Policjanci z Białej Podlaskiej zatrzymali 24-letniego mężczyznę, który wczoraj napadł na ekspedientkę jednego ze sklepów. Mężczyzna skradł jej 2,5 tys. złotych i zabrał samochód, który potem porzucił i spalił. Sprawca wpadł w ręce policjantów w trakcie policyjnej zasadzki, gdy wsiadał do zamówionej taksówki. Grozi mu kara do 12 lat więzienia...

Policjanci z Białej Podlaskiej zatrzymali 24-letniego mężczyznę, który wczoraj napadł na ekspedientkę jednego ze sklepów. Mężczyzna skradł jej 2,5 tys. złotych i zabrał samochód, który potem porzucił i spalił. Sprawca wpadł w ręce policjantów w trakcie policyjnej zasadzki, gdy wsiadał do zamówionej taksówki. Grozi mu kara do 12 lat więzienia.

                         

 

        Wczoraj po godz. 19.00 do dyżurnego bialskiej komendy zadzwoniła sprzedawczyni jednego ze sklepów w Białej Podlaskiej. Kobieta poprosiła o szybką pomoc.

Twierdziła, że ok. 17.00 do prowadzonego przez nią sklepu wszedł nieznany jej młody mężczyzna. Wchodzący zażądał wydania pieniędzy, a kiedy odmówiła, zaczął ją bić pięściami po całym ciele, grozić zabójstwem, aż w końcu chwytając za włosy zaczął uderzać jej głową o piec centralnego ogrzewania. Potem straciła przytomność. Kiedy ocknęła się po dwóch godzinach, z przerażeniem zobaczyła, że z kasy sklepu zginęło 2500 zł, a z parkingu zniknął jej samochód. Poszkodowana została przewieziona do szpitala. Jak się okazało kobieta miała rany głowy i złamany palec dłoni.

 

        Dyżurny zarządził blokadę dróg. O zdarzeniu powiadomiono również inne jednostki policji. Ok. 22.00 policjanci odnaleźli poszukiwanego fiata. Był kilkadziesiąt kilometrów od miejsca zdarzenia. Pojazd stał w lesie uszkodzony i częściowo spalony.

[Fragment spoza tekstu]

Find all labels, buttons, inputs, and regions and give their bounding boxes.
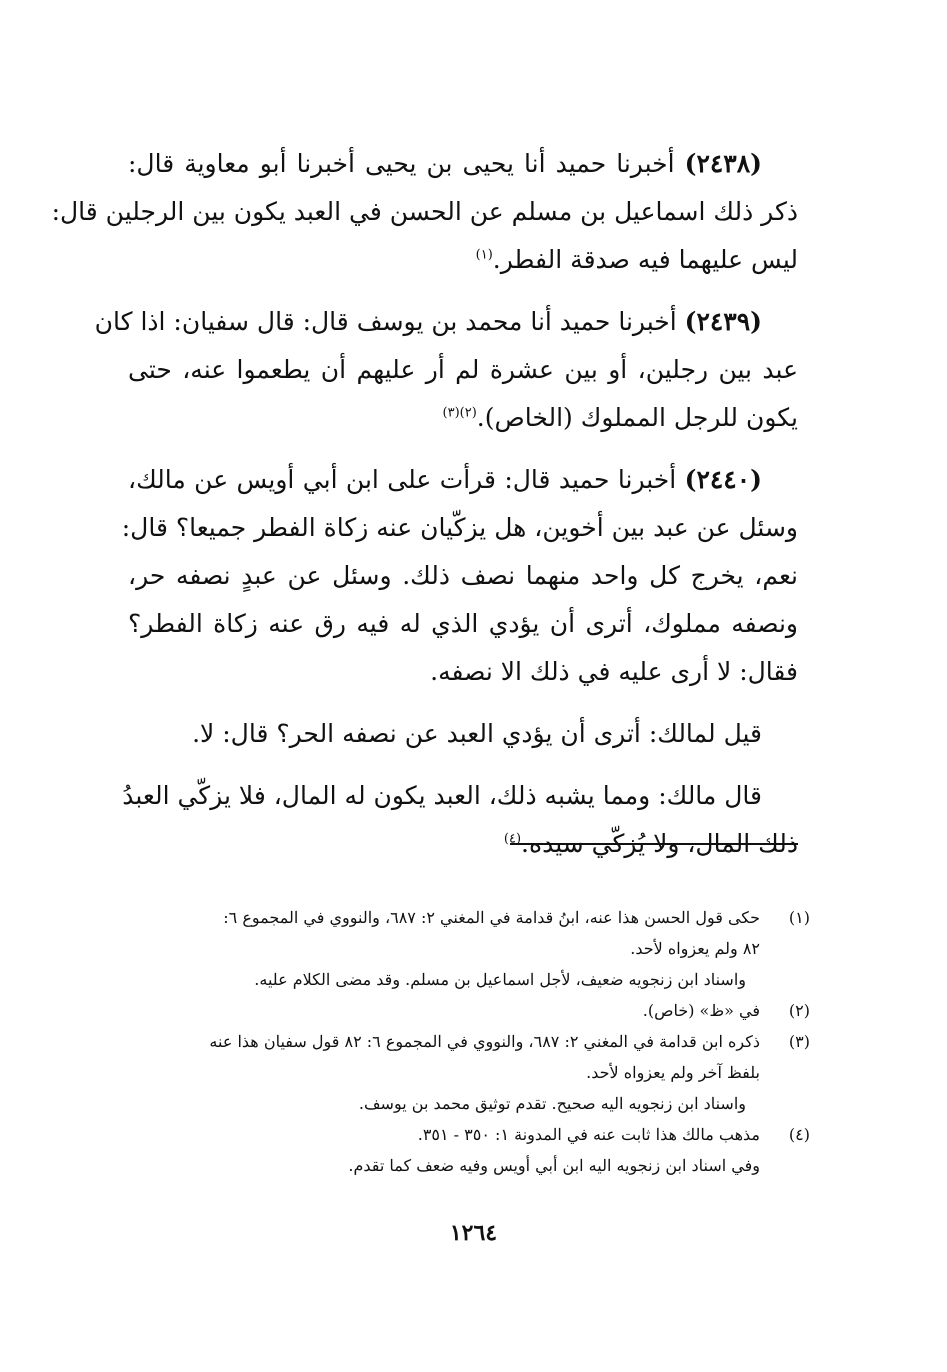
footnote-text-line: وفي اسناد ابن زنجويه اليه ابن أبي أويس وفيه ضعف كما تقدم. [348,1156,760,1175]
footnote-reference[interactable]: (٤) [503,831,522,847]
hadith-2439 [94,298,798,442]
hadith-text-line: وسئل عن عبد بين أخوين، هل يزكّيان عنه زكاة الفطر جميعا؟ قال: [121,513,798,542]
footnote-reference[interactable]: (١) [475,247,493,263]
hadith-text-line: ليس عليهما فيه صدقة الفطر. [492,245,798,274]
hadith-text-line: يكون للرجل المملوك (الخاص). [476,403,798,432]
footnote-marker: (١) [788,908,810,927]
footnote-3 [128,1026,810,1119]
main-text [51,140,798,882]
hadith-text-line: نعم، يخرج كل واحد منهما نصف ذلك. وسئل عن عبدٍ نصفه حر، [128,561,798,590]
footnote-marker: (٢) [788,1001,810,1020]
paragraph-text-line: قال مالك: ومما يشبه ذلك، العبد يكون له المال، فلا يزكّي العبدُ [122,781,762,810]
paragraph-text-line: قيل لمالك: أترى أن يؤدي العبد عن نصفه الحر؟ قال: لا. [192,719,762,748]
hadith-text-line: أخبرنا حميد أنا محمد بن يوسف قال: قال سفيان: اذا كان [94,307,677,336]
hadith-number: (٢٤٣٩) [684,307,762,336]
hadith-number: (٢٤٣٨) [684,149,762,178]
footnote-text-line: ذكره ابن قدامة في المغني ٢: ٦٨٧، والنووي في المجموع ٦: ٨٢ قول سفيان هذا عنه [209,1032,760,1051]
footnote-text-line: بلفظ آخر ولم يعزواه لأحد. [586,1063,760,1082]
footnote-marker: (٣) [788,1032,810,1051]
page-number: ١٢٦٤ [449,1220,498,1246]
footnote-reference[interactable]: (٢)(٣) [442,405,477,421]
footnote-1 [128,902,810,995]
paragraph-malik-saying [122,772,798,868]
hadith-text-line: أخبرنا حميد أنا يحيى بن يحيى أخبرنا أبو معاوية قال: [128,149,675,178]
hadith-text-line: أخبرنا حميد قال: قرأت على ابن أبي أويس عن مالك، [128,465,677,494]
footnote-text-line: واسناد ابن زنجويه ضعيف، لأجل اسماعيل بن مسلم. وقد مضى الكلام عليه. [254,970,746,989]
footnote-text-line: مذهب مالك هذا ثابت عنه في المدونة ١: ٣٥٠ - ٣٥١. [417,1125,760,1144]
paragraph-text-line: ذلك المال، ولا يُزكّي سيده. [521,829,798,858]
footnote-text-line: حكى قول الحسن هذا عنه، ابنُ قدامة في المغني ٢: ٦٨٧، والنووي في المجموع ٦: [223,908,760,927]
footnote-text-line: واسناد ابن زنجويه اليه صحيح. تقدم توثيق محمد بن يوسف. [358,1094,746,1113]
hadith-2438 [51,140,798,284]
hadith-text-line: ذكر ذلك اسماعيل بن مسلم عن الحسن في العبد يكون بين الرجلين قال: [51,197,798,226]
hadith-2440 [121,456,798,696]
hadith-number: (٢٤٤٠) [684,465,762,494]
footnote-separator [510,843,798,845]
hadith-text-line: فقال: لا أرى عليه في ذلك الا نصفه. [430,657,798,686]
footnote-marker: (٤) [788,1125,810,1144]
footnote-4 [128,1119,810,1181]
paragraph-malik-question [128,710,798,758]
footnote-text-line: ٨٢ ولم يعزواه لأحد. [630,939,760,958]
footnotes [128,902,810,1181]
footnote-text-line: في «ظ» (خاص). [642,1001,760,1020]
hadith-text-line: ونصفه مملوك، أترى أن يؤدي الذي له فيه رق عنه زكاة الفطر؟ [128,609,798,638]
footnote-2 [128,995,810,1026]
hadith-text-line: عبد بين رجلين، أو بين عشرة لم أر عليهم أن يطعموا عنه، حتى [128,355,798,384]
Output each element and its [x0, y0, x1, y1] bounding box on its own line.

Policjanci ustalili, że w pobliżu fiata widziany był mężczyzna próbujący stopem dostać się do Białej Podlaskiej. W międzyczasie na jednej z policyjnych blokad został zatrzymany kierujący taksówki jadący na zgłoszenie do młodego mężczyzny. Wszystko wskazywało na to, że jechał właśnie do poszukiwanego mężczyzny.

 

Policjanci zorganizowali zasadzkę. 24-latek był całkowicie zaskoczony, gdy otwierając drzwi taksówki zobaczył policjantów. Mężczyzna trafił do policyjnego aresztu. Był nietrzeźwy, miał ponad 1,6 promila alkoholu w organizmie.

 

         Dzisiaj 24-latek był przesłuchiwany. Jak ustalili funkcjonariusze, napad miał jednak inny przebieg niż podała poszkodowana. W rzeczywistości kobieta znała z widzenia napastnika. Nie straciła również przytomności. Zastraszona przez niego, przez dłuższy czas zmuszona była jeździć z nim samochodem.

 

         Sprawcy rozboju grozi kara do 12 lat więzienia.